Planting doubt in his father’s mind about Gibson Vaughn had been a good first step, but it wasn’t enough. His father held George Abe in the highest regard. Fernando had grown up listening to stories about the man. It would take more than circumstance to convince Baltasar that George was conspiring against him. His first instinct would be to take them alive, but that ran the risk of the truth coming out, which Fernando couldn’t allow. He touched the gun beneath his jacket. It would be better for everyone if they died before then. Tonight, in Alcantarilha.
Fernando had been considering the logistics of it. How best to manipulate the outcome? Ideally, Anibal and his men could be provoked to put them down. The massacre at the hotel had had the unexpected benefit of drawing suspicion away from himself. He was a victim. Better to keep it that way for now.
Or was it?
Anibal had ambition of his own. Especially now that Silva and Peres were off the table. Did Fernando really want the bootlicker to get to play hero? Fernando could clean up his own mess and remind his father that he had value beyond managing hotels and resta
urants. Luisa wasn’t the only one in the family who could pull the trigger.
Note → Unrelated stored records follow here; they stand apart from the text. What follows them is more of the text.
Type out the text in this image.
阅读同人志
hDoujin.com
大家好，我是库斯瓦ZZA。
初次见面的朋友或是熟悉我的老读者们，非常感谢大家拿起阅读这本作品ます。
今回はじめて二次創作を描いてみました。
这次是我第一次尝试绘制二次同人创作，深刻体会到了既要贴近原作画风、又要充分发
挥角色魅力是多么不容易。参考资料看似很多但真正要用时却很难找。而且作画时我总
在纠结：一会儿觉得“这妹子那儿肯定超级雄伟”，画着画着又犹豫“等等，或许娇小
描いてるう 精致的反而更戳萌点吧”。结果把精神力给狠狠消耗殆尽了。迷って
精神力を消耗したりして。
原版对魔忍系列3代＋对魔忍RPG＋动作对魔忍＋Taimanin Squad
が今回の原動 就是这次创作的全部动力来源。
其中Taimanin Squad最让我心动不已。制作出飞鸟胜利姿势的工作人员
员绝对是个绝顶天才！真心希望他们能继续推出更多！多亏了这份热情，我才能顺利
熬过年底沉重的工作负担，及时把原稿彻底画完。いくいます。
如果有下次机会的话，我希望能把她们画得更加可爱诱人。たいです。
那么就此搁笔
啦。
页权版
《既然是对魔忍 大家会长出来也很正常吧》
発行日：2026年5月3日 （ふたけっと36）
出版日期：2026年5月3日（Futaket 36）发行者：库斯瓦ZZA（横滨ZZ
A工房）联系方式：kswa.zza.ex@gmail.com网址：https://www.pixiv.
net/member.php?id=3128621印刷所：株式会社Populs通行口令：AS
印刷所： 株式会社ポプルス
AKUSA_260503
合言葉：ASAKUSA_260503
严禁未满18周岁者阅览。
Anibal’s phone rang. Fernando could tell from the way he sat up straight that it must be Baltasar. Such a good little soldier—a little erection bobbing hopefully in the wind. Fernando thought about putting a bullet in Anibal’s head too. Don’t get greedy, he told himself. Unless the opportunity presents itself.
Two vehicles approached slowly from the opposite direction—a sedan followed by an SUV—stopping at the far corner from the café. Anibal told Tomas to pull alongside the sedan so that the rear windows aligned. When the two windows opened, Baltasar greeted his son across the narrow divide.
“Pai?” Fernando said, scarcely able to conceal his fury. His hand balled into a white-knuckled fist. This ruined everything. Disposing of the Americans would be impossible with his father overseeing things. Fernando saw his opportunity evaporating and, for a long second, feared that his father knew everything. Baltasar rarely left the safe confines of the compound. That he’d done so tonight, with war raging across the Algarve, was unfathomable unless he knew his son’s intentions. Sweat trickled down Fernando’s rib cage. It was an unfamiliar sensation, and it took him a moment to identify what he was feeling. Fear.
“Are they here?” Baltasar asked.
“The car is here. There’s no sign of them.”
“Have you asked the café owner?”
“Not yet.”
A look of irritation crossed his father’s face. Fernando saw the truth. His father wasn’t here to confront him. Baltasar Alves had driven to Alcantarilha in the middle of the night because he didn’t trust Anibal to handle the situation. It was as simple as that. Had he traveled to Quarteira to supervise Luisa as she dealt with the Romanians? Of course not. Luisa was above reproach. This morning’s hijacking had happened in Anibal’s territory, a major liability in his ledger.
Fernando realized he had misread the terrain. Anibal didn’t see the death of Silva and Peres as an opportunity. He wasn’t looking to climb the ladder; he was simply trying not to wind up in a box beside them. After all, he was an endangered species now. The last of his kind. That’s why he’d been peacocking in front of Baltasar all day. Trying to prove himself. Fernando thought there might be an opportunity there. Anibal had always been loyal to Baltasar, but a man’s loyalty to his own neck usually took precedence. Anibal’s uncertainty about where he stood might be exploited under the right circumstances.